Furthermore, the competing MacGuffins of Jedi Master Syfo-Dyas and/or a missing planetary system and/or the identities of the Sith lords and/or the Death Star plans just leave viewers slack-jawed from the many levels of deceit in play.
Politics, Politics
Add in galactic politics (“dellow felagates”). Unexplained Separatist collusion (how would the uncharismatic, snotty Dooku rally anyone) and even snootier cloners. The campy droid factory and the single worst lightsaber battle in all of Star Wars canon.
BTW: I have no particular problem with Wushu Yoda. But reclining Obi-Wan and dismembered Anakin represents a lazy construct; especially when they get up immediately after Yoda chases off Dooku.
Tough Love
My own devotion Star Wars, re-ignited by AOTC via nine full-price theater viewings remains clear.

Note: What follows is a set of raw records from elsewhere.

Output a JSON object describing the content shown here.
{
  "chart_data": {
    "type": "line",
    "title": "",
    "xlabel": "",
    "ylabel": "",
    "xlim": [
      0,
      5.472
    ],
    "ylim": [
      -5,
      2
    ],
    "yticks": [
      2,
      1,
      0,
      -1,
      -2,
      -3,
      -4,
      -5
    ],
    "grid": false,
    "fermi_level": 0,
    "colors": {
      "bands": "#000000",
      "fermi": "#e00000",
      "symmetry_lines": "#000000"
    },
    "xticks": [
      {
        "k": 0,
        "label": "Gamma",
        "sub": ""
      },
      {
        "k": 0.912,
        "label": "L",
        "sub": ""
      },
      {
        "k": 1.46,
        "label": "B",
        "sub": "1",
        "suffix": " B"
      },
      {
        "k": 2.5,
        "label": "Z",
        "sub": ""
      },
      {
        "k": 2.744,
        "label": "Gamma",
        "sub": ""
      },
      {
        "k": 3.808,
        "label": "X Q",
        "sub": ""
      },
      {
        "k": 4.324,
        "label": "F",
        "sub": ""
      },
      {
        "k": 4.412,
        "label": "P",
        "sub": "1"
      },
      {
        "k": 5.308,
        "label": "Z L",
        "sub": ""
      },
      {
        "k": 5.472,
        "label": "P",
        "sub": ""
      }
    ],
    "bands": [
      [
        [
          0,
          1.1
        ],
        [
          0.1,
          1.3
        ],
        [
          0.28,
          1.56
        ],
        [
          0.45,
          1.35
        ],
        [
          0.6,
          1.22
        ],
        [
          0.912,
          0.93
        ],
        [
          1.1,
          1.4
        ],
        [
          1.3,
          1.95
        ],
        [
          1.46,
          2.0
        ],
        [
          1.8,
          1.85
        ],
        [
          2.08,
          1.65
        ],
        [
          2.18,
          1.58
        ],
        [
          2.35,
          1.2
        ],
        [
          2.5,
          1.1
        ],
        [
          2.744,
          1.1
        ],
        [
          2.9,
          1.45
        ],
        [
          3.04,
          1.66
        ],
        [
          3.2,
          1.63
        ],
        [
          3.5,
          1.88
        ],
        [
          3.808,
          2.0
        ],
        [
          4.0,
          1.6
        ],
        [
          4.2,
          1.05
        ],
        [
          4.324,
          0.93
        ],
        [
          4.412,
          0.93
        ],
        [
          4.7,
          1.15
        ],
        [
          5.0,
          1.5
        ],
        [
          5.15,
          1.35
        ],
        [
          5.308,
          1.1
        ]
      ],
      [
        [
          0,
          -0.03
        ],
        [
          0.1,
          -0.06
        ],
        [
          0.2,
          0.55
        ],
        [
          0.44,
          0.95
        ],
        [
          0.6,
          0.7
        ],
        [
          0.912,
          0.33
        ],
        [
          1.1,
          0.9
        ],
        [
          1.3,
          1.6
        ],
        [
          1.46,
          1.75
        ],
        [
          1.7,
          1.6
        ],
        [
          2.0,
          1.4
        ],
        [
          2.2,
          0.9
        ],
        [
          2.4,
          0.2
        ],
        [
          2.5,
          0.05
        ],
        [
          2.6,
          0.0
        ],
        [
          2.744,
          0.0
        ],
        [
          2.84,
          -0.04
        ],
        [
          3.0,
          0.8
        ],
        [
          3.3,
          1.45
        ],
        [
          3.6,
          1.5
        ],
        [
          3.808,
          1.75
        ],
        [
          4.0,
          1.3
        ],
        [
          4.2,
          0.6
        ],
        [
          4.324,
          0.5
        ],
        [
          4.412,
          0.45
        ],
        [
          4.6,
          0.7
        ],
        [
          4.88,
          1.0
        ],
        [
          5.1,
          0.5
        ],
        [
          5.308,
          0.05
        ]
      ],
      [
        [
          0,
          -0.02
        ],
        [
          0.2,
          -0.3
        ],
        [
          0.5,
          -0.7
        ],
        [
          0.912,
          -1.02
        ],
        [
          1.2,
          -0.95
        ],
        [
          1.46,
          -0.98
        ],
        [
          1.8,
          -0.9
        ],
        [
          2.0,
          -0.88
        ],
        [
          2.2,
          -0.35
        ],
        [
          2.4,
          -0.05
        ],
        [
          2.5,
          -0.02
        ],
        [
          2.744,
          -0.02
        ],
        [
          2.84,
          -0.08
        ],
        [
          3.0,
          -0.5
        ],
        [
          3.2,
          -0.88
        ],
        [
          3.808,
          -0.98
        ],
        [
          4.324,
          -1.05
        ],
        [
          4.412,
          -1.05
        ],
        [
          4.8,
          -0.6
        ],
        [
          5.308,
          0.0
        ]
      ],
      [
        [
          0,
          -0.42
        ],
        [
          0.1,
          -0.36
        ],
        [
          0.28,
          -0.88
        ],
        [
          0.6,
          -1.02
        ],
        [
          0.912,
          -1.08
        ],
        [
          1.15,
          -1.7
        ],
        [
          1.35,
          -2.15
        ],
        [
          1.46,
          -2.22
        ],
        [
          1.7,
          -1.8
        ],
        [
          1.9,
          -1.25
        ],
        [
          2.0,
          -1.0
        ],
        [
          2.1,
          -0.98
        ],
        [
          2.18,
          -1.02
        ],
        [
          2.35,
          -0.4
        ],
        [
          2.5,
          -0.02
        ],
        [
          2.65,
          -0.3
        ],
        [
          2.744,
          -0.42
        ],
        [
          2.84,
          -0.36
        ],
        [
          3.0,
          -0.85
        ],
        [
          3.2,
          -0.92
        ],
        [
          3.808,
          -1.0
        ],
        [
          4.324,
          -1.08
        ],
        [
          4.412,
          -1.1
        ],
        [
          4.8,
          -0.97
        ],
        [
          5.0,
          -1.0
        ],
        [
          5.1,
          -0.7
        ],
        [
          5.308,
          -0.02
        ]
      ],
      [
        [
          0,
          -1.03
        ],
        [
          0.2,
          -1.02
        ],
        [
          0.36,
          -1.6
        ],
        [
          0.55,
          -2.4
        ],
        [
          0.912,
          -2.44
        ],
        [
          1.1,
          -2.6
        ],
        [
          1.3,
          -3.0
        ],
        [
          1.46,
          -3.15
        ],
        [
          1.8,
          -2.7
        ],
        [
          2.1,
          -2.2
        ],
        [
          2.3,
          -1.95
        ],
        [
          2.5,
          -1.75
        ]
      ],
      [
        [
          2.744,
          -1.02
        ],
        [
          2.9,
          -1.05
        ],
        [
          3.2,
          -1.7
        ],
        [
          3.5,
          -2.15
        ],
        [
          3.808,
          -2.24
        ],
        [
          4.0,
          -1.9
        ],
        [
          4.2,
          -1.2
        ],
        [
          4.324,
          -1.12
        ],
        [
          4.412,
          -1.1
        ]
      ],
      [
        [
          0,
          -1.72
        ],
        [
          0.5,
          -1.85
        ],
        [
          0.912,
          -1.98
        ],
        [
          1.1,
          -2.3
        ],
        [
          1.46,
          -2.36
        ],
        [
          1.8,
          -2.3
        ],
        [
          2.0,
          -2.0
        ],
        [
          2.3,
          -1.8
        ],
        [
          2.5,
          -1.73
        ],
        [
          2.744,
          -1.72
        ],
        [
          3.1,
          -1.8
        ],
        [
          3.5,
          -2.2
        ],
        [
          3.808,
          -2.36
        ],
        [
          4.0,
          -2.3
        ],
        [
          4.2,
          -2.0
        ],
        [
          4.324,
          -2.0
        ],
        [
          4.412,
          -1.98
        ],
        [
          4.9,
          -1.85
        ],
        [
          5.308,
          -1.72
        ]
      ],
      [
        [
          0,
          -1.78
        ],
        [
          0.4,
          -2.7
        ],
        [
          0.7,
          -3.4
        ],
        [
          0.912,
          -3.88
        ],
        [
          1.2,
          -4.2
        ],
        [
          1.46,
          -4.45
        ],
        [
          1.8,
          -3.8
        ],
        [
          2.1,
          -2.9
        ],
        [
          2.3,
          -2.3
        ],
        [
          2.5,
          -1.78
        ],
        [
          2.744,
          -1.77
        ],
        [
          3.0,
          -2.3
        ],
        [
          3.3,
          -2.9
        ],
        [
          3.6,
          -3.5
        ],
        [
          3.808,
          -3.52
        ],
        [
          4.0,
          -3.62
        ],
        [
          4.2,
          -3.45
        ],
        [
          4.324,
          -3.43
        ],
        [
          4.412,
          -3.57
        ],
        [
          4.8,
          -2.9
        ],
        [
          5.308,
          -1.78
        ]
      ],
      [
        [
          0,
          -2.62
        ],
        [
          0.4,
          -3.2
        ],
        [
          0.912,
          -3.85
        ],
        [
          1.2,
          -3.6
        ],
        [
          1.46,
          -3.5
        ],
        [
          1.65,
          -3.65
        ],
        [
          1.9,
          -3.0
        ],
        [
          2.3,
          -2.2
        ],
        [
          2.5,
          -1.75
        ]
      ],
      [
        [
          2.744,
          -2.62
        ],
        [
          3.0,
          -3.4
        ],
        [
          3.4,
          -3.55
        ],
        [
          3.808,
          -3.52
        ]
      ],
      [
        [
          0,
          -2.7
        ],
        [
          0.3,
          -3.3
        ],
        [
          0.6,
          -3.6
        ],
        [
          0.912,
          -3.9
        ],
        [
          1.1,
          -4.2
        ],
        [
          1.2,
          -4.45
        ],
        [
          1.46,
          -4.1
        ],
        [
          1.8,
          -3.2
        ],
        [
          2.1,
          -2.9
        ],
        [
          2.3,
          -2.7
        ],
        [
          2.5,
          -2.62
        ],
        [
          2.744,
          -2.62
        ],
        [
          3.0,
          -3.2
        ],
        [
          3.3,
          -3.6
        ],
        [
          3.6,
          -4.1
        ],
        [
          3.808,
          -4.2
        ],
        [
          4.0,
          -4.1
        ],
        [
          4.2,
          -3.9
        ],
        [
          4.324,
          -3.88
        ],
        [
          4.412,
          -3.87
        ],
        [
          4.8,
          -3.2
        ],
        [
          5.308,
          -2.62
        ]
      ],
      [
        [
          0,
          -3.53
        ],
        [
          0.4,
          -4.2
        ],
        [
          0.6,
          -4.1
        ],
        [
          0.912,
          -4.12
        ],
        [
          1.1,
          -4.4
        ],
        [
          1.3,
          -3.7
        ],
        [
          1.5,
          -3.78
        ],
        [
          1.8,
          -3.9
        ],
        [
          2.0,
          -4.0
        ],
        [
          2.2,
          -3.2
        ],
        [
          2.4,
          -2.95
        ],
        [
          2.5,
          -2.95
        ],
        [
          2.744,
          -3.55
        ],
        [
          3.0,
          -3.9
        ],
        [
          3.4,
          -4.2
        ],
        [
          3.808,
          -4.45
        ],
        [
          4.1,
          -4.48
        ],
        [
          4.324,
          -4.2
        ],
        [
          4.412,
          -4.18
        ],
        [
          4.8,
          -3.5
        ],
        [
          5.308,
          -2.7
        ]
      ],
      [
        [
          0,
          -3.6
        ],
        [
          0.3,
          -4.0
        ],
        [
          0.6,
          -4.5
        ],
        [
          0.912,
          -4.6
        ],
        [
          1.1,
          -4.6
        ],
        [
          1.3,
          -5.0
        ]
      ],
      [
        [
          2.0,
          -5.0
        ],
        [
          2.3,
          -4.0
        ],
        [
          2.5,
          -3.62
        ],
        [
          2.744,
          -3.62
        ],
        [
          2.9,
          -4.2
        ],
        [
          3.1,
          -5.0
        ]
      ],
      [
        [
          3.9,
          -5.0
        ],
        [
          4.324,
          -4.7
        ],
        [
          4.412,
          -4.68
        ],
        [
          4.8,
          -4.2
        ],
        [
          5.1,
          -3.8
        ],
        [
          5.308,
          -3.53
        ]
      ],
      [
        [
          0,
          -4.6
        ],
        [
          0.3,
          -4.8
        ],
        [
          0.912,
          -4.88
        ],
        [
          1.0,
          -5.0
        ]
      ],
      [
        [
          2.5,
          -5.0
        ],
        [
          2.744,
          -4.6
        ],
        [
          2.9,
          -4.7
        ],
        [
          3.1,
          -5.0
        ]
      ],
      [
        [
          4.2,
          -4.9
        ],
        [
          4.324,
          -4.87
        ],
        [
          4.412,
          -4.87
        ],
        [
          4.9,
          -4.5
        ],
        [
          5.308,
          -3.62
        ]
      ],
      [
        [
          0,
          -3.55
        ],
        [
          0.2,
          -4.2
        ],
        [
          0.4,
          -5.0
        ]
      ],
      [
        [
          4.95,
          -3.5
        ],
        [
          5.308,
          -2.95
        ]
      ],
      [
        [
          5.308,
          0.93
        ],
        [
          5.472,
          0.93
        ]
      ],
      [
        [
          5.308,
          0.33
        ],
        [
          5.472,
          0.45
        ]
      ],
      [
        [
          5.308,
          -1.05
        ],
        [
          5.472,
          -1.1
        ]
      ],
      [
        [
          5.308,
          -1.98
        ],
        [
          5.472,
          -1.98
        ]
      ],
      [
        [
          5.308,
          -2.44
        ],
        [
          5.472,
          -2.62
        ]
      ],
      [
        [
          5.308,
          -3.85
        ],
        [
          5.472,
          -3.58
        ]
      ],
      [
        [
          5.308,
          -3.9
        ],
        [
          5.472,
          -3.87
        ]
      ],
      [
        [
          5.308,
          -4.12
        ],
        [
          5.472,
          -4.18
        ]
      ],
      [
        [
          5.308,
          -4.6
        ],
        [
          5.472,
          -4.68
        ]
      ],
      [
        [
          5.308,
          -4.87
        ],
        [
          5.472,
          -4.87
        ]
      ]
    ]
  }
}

However, looking back, and despite my fondness for the first appearance of the clone troopers, I can’t help but agree with David Denby’s conclusion to a mostly positive review printed in the New Yorker:
Lucas shifts back and forth between this kind of original invention and a dependence on pompous dead-level dreck, a grade-B cheapness that he’s obviously addicted to. He’s no longer spoofing the old material; he’s redoing it in grandiose terms. His dramatic imagination is still severely limited, but it would be nice to think that his visual imagination is just taking off.